Tom Gorzelanny's first pitch was hammered into the left field bleachers by Alfonso Soriano, and the game went downhill from there. Gorzo gave up 6 runs in the first two innings and four long balls before his day was through as the Cubs beat the Bucs for the tenth straight time, 7-4.
Gorzo had yielded just 3 home runs before today. But the Cubs own the Evergreen Park, Illinois, native this year - he's started three games against them, and left all three after giving up seven runs. That's no way to treat a native son.
Jay Bay and Doug Mientkiewicz both homered late for the Pirates, but it was too deep a hole for the club to dig out of today.
The Cubs have whupped Pittsburgh 7 times this year, by scores of 10-8, 6-4, 7-3, 3-2, 13-1, 13-6, and 7-4. It adds up to 28 tallies for the good guys versus 59 for the Chicago side. That's 8-1/2 runs per game for the Big Blue Machine against the Pirate hurlers.
Zach Duke will try to stop the merry-go-round tomorrow. It won't be an easy chore. He's matched up against Carlos Zambrano, 6-1 with a 2.02 ERA. Maybe the hidden vigorish will finally rear its' head at Wrigley tomorrow. We can only hope.
On the draft front: Baseball America has chimed in with its' prediction for the June 5 baseball draft. They say the Bucs go for...
2. PIRATES. After Pittsburgh passed on Matt Wieters last year to take the less expensive Daniel Moskos, the new front-office regime could make amends with the fan base by taking the top player on their draft board and paying whatever it takes to sign him. The Pirates have taken pitchers with their top choice in eight of the last 10 drafts, and six of those hurlers required major surgery soon thereafter. So they'll likely focus on shoring up their lineup, and while they like high school SS Tim Beckham, they're interested in more immediate help. Vandy 3B Pedro Alvarez, FSU catcher Buster Posey, Georgia shortstop Gordon Beckham and Miami first baseman Yonder Alonso all could be fits.
Projected Pick: PEDRO ALVAREZ.
On the bad news front: Sports Illustrated picked its' All-Time, All-Scandal team, and the Pirates had a pair of representatives:
Dave Parker - The Cobra, a two-time batting champ and the 1976 NL MVP, was one of the biggest names in baseball's cocaine scandal of the 1980s.
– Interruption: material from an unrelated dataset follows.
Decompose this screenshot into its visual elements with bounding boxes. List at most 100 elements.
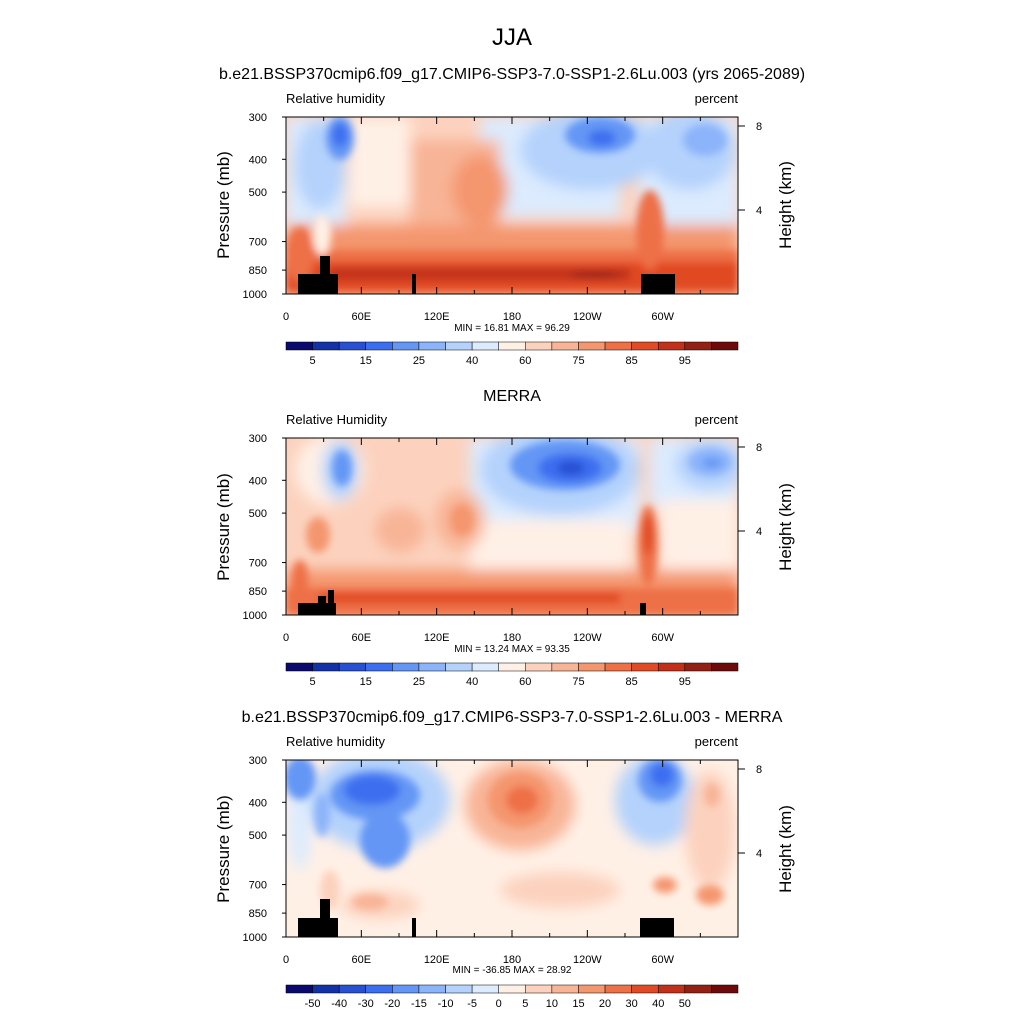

After testifying at the trial of one of suppliers, Parker was sued in Federal court by the Pirates, who were irked by the fact that they were on the hook for $5.3 million at a time when the slugger was proving that cocaine was not exactly a performance-enhancing drug. (His production had tailed off and he'd become bloated and prone to injury.)
The Pirate Parrot- The bird became embroiled in baseball's cocaine scandal of 1985 when it was revealed before a grand jury in Pittsburgh that he'd introduced assorted members of the Pirates to a local drug peddler and had even distributed a little Peruvian coco powder himself. The Parrot avoided prosecution by cooperating with the FBI. He squawked, hehe.